By Adam Smith
The North Jefferson News
Alabama’s gubernatorial primary won’t be held until next summer, but the race for the highest office in the state is in full swing.
The 2010 race is wide open as Gov. Bob Riley serves out the remainder of his second term in office. At least nine candidates have thrown their collective hats into the ring.
One of those contenders is Republican Robert Bentley, a Tuscaloosa dermatologist. Though his name may be unfamiliar to some, Bentley is no stranger to politics. He has served as a representative in the State House since 2002.
Hailing from Columbiana, Bentley has lived in Tuscaloosa for the past 34 years. After a stint in the United States Air Force medical corps, he started Alabama Dermatology Associates, which is now the largest dermatology practice in the southeast.
Through his practice, he’s also treated every Alabama head football coach from Paul “Bear” Bryant to Nick Saban. However, Bentley retired six weeks ago to devote himself to the gubernatorial campaign trail.
Bentley refers to himself as a “small business operator,” which he said gives him an understanding of the wants and needs of Alabamians.
“I understand how people think and the problems they have and those things make me qualified,” he said. “Having practiced medicine has given me that unique insight.”
Though he doesn’t represent Jefferson County, Bentley said he’s well aware of the problems facing the state’s most populated county. While he doesn’t have all the answers to solving the financial crisis, he said it will take a common sense approach and quick action.

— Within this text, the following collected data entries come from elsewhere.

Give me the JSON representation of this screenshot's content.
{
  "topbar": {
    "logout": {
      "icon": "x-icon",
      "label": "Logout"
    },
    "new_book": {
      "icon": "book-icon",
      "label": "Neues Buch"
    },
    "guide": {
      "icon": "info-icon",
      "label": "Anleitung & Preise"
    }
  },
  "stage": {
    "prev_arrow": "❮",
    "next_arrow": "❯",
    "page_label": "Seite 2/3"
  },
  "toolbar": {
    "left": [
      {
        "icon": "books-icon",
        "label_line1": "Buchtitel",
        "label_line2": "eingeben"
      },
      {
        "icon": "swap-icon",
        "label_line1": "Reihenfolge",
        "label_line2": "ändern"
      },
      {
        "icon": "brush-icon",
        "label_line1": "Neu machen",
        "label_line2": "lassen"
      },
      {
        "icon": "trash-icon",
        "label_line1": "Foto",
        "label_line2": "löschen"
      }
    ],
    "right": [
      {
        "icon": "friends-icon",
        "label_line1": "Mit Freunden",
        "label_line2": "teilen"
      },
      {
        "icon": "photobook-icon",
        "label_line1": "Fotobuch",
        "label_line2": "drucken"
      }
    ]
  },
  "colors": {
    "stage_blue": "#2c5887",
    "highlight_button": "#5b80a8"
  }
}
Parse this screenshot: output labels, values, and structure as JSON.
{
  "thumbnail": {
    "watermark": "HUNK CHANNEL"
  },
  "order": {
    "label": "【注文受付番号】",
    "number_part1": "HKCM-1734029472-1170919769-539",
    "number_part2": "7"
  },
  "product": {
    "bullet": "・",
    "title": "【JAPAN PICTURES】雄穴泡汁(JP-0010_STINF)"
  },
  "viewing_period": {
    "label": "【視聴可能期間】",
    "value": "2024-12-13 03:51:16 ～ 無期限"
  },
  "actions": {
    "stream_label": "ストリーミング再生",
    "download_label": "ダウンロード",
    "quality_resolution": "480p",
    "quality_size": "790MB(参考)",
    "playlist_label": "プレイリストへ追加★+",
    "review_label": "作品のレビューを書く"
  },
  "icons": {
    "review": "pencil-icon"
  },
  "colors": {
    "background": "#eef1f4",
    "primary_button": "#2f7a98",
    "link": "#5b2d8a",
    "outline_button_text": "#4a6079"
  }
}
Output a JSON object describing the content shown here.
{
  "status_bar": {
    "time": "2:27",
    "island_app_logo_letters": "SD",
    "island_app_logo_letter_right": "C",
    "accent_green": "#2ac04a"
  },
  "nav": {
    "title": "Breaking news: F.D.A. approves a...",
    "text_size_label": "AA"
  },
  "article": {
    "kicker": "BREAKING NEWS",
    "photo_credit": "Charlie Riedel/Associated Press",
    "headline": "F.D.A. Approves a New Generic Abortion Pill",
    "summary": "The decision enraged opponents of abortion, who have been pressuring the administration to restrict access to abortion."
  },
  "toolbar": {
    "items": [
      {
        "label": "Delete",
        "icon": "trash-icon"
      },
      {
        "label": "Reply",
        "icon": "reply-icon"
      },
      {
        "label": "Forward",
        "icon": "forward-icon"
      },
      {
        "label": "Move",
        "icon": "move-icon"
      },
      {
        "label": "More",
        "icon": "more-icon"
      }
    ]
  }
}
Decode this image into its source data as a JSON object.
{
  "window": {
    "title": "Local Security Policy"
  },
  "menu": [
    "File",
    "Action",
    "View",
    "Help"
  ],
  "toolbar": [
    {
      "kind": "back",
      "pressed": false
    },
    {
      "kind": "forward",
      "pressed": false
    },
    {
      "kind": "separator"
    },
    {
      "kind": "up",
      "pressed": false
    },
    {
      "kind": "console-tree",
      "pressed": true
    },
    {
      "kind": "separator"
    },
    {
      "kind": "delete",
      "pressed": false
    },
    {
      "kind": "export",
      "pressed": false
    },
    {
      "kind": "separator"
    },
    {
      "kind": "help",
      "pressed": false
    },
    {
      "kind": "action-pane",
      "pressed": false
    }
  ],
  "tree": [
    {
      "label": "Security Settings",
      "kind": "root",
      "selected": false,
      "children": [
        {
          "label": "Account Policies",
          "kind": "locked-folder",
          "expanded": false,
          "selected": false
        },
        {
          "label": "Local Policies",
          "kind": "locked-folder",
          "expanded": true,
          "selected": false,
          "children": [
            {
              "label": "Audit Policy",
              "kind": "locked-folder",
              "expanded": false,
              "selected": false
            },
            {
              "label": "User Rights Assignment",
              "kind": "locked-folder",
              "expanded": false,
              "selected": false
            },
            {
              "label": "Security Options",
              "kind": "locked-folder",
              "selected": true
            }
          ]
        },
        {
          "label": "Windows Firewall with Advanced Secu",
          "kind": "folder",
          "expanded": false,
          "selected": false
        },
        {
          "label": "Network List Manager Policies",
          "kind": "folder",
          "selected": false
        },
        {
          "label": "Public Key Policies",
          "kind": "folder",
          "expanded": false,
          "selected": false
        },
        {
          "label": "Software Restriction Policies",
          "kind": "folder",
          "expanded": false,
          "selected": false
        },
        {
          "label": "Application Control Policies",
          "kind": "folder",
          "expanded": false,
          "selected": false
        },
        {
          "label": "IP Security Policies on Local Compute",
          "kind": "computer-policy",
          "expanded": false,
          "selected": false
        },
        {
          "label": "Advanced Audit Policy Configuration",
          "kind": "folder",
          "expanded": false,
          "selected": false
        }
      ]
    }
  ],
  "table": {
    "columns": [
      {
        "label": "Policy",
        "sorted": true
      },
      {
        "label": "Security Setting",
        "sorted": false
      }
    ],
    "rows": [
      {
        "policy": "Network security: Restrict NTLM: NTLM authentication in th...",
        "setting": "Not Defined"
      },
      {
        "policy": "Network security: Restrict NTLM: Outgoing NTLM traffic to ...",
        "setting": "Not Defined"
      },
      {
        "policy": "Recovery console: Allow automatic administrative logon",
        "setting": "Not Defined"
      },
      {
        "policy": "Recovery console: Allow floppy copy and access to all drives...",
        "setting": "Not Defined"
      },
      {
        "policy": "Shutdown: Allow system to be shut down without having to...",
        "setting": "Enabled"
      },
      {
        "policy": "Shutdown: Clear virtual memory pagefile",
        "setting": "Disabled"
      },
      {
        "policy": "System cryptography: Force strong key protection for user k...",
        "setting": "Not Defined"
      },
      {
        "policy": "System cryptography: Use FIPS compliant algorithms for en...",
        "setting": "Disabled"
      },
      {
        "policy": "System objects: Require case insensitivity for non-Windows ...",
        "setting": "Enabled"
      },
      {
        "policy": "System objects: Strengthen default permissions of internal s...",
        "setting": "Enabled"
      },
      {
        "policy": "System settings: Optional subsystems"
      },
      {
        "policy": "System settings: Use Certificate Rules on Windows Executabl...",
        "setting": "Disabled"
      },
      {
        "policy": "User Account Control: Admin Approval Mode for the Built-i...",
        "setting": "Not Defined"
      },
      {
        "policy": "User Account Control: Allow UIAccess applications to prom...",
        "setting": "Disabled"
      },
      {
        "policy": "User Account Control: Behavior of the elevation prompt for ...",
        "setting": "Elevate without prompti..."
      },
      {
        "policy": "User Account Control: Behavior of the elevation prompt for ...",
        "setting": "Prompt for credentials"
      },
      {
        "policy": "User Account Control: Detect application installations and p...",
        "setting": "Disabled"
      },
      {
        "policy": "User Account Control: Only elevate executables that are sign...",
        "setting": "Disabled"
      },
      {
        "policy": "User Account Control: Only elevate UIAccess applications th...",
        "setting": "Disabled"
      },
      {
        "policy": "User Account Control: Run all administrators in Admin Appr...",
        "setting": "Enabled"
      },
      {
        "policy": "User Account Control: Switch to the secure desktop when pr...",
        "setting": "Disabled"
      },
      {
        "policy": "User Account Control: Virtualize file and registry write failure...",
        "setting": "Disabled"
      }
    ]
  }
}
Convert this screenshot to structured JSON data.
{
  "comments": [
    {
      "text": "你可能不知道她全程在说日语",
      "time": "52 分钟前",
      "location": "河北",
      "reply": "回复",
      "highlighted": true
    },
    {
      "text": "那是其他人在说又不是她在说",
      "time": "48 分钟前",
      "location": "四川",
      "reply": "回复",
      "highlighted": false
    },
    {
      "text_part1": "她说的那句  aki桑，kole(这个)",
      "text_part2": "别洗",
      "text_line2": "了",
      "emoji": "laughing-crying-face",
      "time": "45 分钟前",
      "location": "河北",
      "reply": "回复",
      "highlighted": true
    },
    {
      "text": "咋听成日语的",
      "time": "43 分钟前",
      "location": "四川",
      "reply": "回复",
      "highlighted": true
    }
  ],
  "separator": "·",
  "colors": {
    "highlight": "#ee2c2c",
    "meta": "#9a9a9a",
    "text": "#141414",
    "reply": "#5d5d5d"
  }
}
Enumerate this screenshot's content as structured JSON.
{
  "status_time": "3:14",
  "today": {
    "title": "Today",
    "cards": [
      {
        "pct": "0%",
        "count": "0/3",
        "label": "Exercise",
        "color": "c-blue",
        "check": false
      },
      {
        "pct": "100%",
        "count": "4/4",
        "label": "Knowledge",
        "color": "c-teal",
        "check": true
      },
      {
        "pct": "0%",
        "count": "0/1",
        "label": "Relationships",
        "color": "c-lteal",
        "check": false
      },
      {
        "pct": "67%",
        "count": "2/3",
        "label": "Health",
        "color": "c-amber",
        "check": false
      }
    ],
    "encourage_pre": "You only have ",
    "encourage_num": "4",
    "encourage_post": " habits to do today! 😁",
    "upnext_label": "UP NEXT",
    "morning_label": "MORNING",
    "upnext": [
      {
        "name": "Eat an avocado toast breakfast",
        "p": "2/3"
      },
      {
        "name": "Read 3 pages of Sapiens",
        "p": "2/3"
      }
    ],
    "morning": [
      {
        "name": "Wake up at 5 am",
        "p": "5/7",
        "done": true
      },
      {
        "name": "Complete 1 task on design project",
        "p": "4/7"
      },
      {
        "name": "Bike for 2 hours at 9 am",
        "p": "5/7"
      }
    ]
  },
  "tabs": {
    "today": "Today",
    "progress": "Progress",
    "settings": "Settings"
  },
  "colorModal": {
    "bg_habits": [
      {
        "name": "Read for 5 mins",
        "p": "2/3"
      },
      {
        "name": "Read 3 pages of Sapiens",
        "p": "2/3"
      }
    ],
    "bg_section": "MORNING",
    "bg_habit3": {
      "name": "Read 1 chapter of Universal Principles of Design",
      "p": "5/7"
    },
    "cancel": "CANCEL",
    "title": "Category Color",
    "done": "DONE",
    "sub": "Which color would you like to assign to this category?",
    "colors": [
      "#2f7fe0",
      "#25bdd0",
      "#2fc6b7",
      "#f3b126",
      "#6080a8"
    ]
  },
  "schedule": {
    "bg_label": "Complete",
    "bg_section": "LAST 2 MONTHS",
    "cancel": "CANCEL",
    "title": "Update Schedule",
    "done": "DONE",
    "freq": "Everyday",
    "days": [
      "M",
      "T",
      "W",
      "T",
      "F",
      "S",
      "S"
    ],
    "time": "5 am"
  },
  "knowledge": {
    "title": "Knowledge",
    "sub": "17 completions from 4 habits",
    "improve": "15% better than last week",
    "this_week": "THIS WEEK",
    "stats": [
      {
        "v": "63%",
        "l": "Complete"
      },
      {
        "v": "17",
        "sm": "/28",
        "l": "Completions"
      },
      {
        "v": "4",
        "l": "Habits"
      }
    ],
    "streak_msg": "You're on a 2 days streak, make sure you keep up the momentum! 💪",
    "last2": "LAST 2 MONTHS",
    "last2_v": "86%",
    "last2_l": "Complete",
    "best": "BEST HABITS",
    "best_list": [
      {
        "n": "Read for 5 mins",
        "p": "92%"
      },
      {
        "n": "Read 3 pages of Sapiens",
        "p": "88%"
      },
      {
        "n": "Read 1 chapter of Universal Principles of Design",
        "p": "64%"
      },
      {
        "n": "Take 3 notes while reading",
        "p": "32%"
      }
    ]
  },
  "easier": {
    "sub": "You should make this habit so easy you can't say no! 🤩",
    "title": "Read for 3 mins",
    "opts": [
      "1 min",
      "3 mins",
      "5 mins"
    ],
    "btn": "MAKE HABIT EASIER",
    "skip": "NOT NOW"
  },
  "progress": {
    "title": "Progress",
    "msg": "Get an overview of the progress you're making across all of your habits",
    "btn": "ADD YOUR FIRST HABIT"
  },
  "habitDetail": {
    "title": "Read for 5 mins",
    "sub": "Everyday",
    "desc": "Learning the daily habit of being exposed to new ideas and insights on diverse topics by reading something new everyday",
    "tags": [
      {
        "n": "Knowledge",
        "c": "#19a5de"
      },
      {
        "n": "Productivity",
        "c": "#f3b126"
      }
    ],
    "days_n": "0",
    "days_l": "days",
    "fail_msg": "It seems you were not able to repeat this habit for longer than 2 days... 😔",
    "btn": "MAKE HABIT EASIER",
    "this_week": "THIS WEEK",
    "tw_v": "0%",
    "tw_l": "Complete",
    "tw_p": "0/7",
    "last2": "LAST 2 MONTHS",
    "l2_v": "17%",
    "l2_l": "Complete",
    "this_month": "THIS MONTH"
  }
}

“The people of Jefferson County need to be concerned about this situation and the people of the state need to be concerned about Jefferson County,” he said. “There’s been so much corruption and mismanagement of funds and the problem must be solved. If I had the answer, I could win the Nobel Peace Prize.”
Bentley said one of the best options is one proposed by Rep. Owen Drake, R-45th, who recommended a county manager that all department heads would report to. “It’s a good idea and it would take that responsibility out from under the individual commissioners,” Bentley said.
Having made his living in the medical field, Bentley is very concerned about the health care of Alabamians. He said one of the biggest issues in the state is the lack of primary care physicians, particularly in the state’s rural areas.
If elected, Bentley would like to require the state’s medical schools to set aside up to 25 seats for future primary care physicians. Prospective students would then be awarded a scholarship, which would then be paid back in the form of four years of service in the state’s undeserved areas. Bentley is calling the plan the “Alabama Health Service Corps.”.
He also wants to develop a system that would allow doctors to electronically transmit patient records and test results, which would be a cost-cutting initiative for doctors and patients. He said up-and-coming physicians should also be taught how to fight for their patients medically and economically.
“We need to teach our medical students how to save money and be advocates for patients in every possible way,” he said. “There are lot of ideas we have that wouldn’t really cost anything but will save money.”
Lastly, Bentley touched on the state’s education system. As a father of four and a grandfather of five, he said there are numerous issues that need to be resolved. He’s proposing performance-based bonuses for teachers who reach certain classroom benchmarks as an incentive to teachers to go above and beyond.
“They’ll have to compare their classroom to itself, because you’re dealing with different kinds of students all over the state,” he said. “We certainly have problems with our education system and we need to find solutions to improve the overall quality across the state.”